Brüssel EU untersagt Börsen-Großfusion

Brüssel · EU-Wettbewerbskommissar Joaquin Almunia wollte mit seinem Verbot eine Monopolstellung im Derivategeschäft verhindern. Konsequenz: Die Deutsche Börse muss sich wieder einen neuen Partner suchen. Börse-Chef Francioni versucht, Optimismus zu verbreiten.

Der deutsch-amerikanische Traum von der weltgrößten Börse ist geplatzt, weil sich die EU-Wettbewerbshüter an der Marktmacht des verhinderten Riesen stießen. "Der Zusammenschluss hätte auf dem Markt für europäische Finanzderivate weltweit zu einer monopolartigen Stellung geführt", sagte EU-Wettbewerbskommissar Joaquin Almunia. Zusammen hätten beide Unternehmen laut EU die Kontrolle über etwa 90 Prozent des globalen Börsenhandels mit europäischen Derivaten. Eine Fusion schalte daher den Wettbewerb aus, "was der europäischen Wirtschaft insgesamt erheblichen Schaden zugefügt hätte". Almunias Fazit: "Ein Monopol, das zu höheren Preisen und geringen Innovationsanreizen führt, liegt nicht in europäischem Interesse."

Das Aus war erwartet worden – nicht zuletzt, weil die Unternehmen die Auflagen der Brüsseler Wettbewerbshüter für einen Zusammenschluss nicht erfüllen wollten. Das Angebot, die Nyse-Euronext-Tochter Liffe könne ihr Aktienderivate-Geschäft verkaufen, war der Kommission nicht genug. Almunia: "Wir haben versucht, eine Lösung zu finden, aber die angebotenen Abhilfemaßnahmen haben bei weitem nicht ausgereicht, um die Bedenken auszuräumen." Eine Fusion um jeden Preis wollten Deutsche Börse und Nyse Euronext nicht. Denn gerade das Derivategeschäft gilt als besonders lukrativ.

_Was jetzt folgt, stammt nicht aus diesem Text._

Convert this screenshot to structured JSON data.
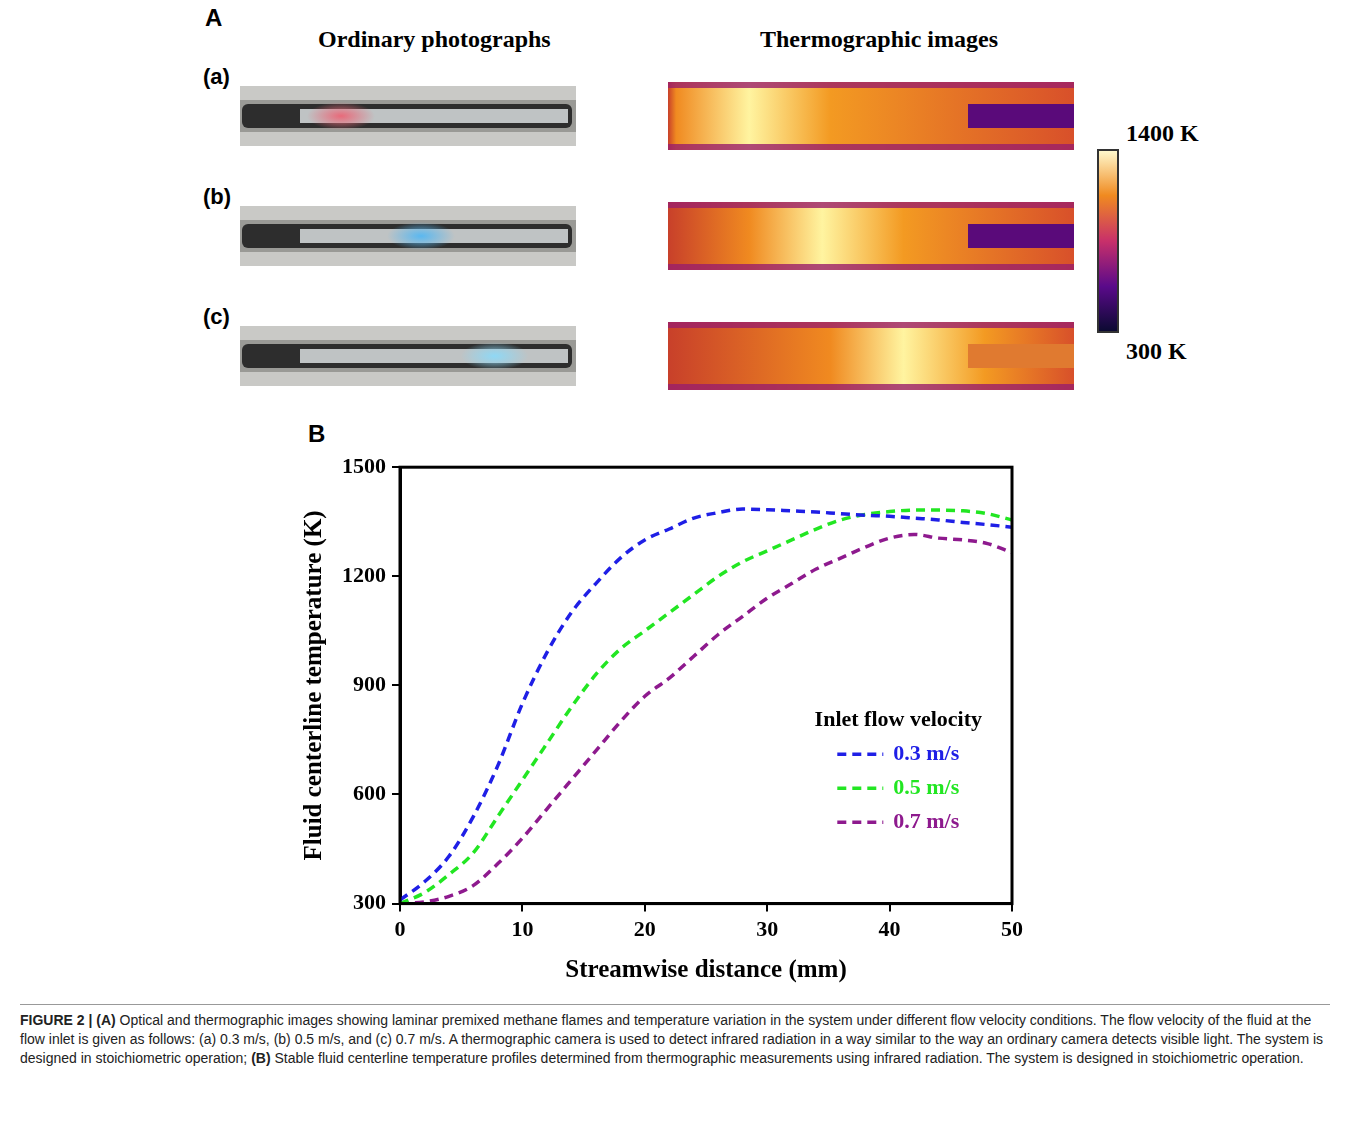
{
  "chart_data": {
    "type": "line",
    "x_label": "Streamwise distance (mm)",
    "y_label": "Fluid centerline temperature (K)",
    "legend_title": "Inlet flow velocity",
    "legend": "right",
    "grid": false,
    "x": [
      0,
      2,
      4,
      6,
      8,
      10,
      12,
      14,
      16,
      18,
      20,
      22,
      24,
      26,
      28,
      30,
      32,
      34,
      36,
      38,
      40,
      42,
      44,
      46,
      48,
      50
    ],
    "series": [
      {
        "name": "0.3 m/s",
        "color": "#1f1fe6",
        "line_style": "dashed",
        "values": [
          310,
          360,
          430,
          540,
          680,
          850,
          990,
          1100,
          1180,
          1250,
          1300,
          1330,
          1360,
          1375,
          1385,
          1383,
          1380,
          1377,
          1372,
          1368,
          1365,
          1360,
          1355,
          1348,
          1342,
          1335
        ]
      },
      {
        "name": "0.5 m/s",
        "color": "#22e622",
        "line_style": "dashed",
        "values": [
          300,
          330,
          380,
          440,
          540,
          640,
          740,
          840,
          930,
          1000,
          1050,
          1100,
          1150,
          1200,
          1240,
          1270,
          1300,
          1330,
          1355,
          1370,
          1378,
          1382,
          1382,
          1380,
          1372,
          1355
        ]
      },
      {
        "name": "0.7 m/s",
        "color": "#8e1a8e",
        "line_style": "dashed",
        "values": [
          300,
          305,
          320,
          350,
          410,
          480,
          560,
          640,
          720,
          800,
          870,
          920,
          980,
          1040,
          1090,
          1140,
          1180,
          1220,
          1250,
          1280,
          1305,
          1315,
          1305,
          1300,
          1290,
          1265
        ]
      }
    ],
    "xlim": [
      0,
      50
    ],
    "xticks": [
      0,
      10,
      20,
      30,
      40,
      50
    ],
    "ylim": [
      300,
      1500
    ],
    "yticks": [
      300,
      600,
      900,
      1200,
      1500
    ]
  },
  "figure": {
    "panel_a": {
      "letter": "A",
      "headers": [
        "Ordinary photographs",
        "Thermographic images"
      ],
      "rows": [
        "(a)",
        "(b)",
        "(c)"
      ],
      "colorbar": {
        "range": [
          300,
          1400
        ],
        "ticks": [
          {
            "value": 1400,
            "label": "1400 K"
          },
          {
            "value": 300,
            "label": "300 K"
          }
        ]
      }
    },
    "panel_b_letter": "B",
    "caption": [
      "FIGURE 2 | (A)",
      "Optical and thermographic images showing laminar premixed methane flames and temperature variation in the system under different flow velocity conditions. The flow velocity of the fluid at the flow inlet is given as follows: (a) 0.3 m/s, (b) 0.5 m/s, and (c) 0.7 m/s. A thermographic camera is used to detect infrared radiation in a way similar to the way an ordinary camera detects visible light. The system is designed in stoichiometric operation;",
      "(B)",
      "Stable fluid centerline temperature profiles determined from thermographic measurements using infrared radiation. The system is designed in stoichiometric operation."
    ]
  }
}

Das gesamte Volumen der weltweit gehandelten Derivate liegt bei rund 700 Billionen US-Dollar.

Gegen das Nein aus Brüssel könnten die Konzerne vor dem Europäischen Gerichtshof klagen. Gestern gab es jedoch weder in Frankfurt noch in New York Signale in diese Richtung. Nyse-Chef Duncan Niederauer zeigte sich "enttäuscht, aber nicht überrascht". Deutsche-Börse-Chef Reto Francioni sagte: "Wir können das EU-Verbot verkraften." Die Deutsche Börse sei gut gerüstet und habe genügend Kraft, um auch ohne die Fusion weiter zu wachsen und erfolgreich zu sein. Experten erwarten, dass sich die Frankfurter nun verstärkt nach Kooperationen in den Wachstumsmärkten Asien und Südamerika umschauen werden.

Mit der Fusion wollten Frankfurt und New York ein Unternehmen schaffen, das es mit den Konkurrenten aus Asien und Amerika aufnehmen kann. Gehör fanden sie mit diesem Argument zumindest bei EU-Binnenmarkt-Kommissar Michel Barnier. Er erhoffte sich zudem von einem in Europa beheimateten Börsenchampion die leichtere Umsetzung EU-Finanz-Standards. Letztlich konnte er das gestrige "Nein" des Brüsseler Kollegiums aber nicht verhindern. Insider sehen zudem die erfolgreiche Lobby-Tätigkeit der Börsen aus Großbritannien und Almunias Heimat Spanien als Mit-Ursache der Ablehnung an.

Für das Management der Deutschen Börse ist der Fusions-Flop eine schwere Niederlage. Mit großem Tamtam war das Projekt vor einem Jahr angekündigt worden. Im dritten Anlauf nach 2008 und 2009 sollte die transatlantische Ehe endlich glücken. Doch es mehrten sich die Widerstände – nicht nur aus Brüssel, sondern auch bei der Deutschen Börse selbst (ein Gutachten kam zu dem Schluss, dass durch die Fusion jeder zweite Job in Gefahr sei) und bei der Börsenaufsicht des Landes Hessen, weil die neue Gesellschaft über die Niederlande gesteuert werden sollte.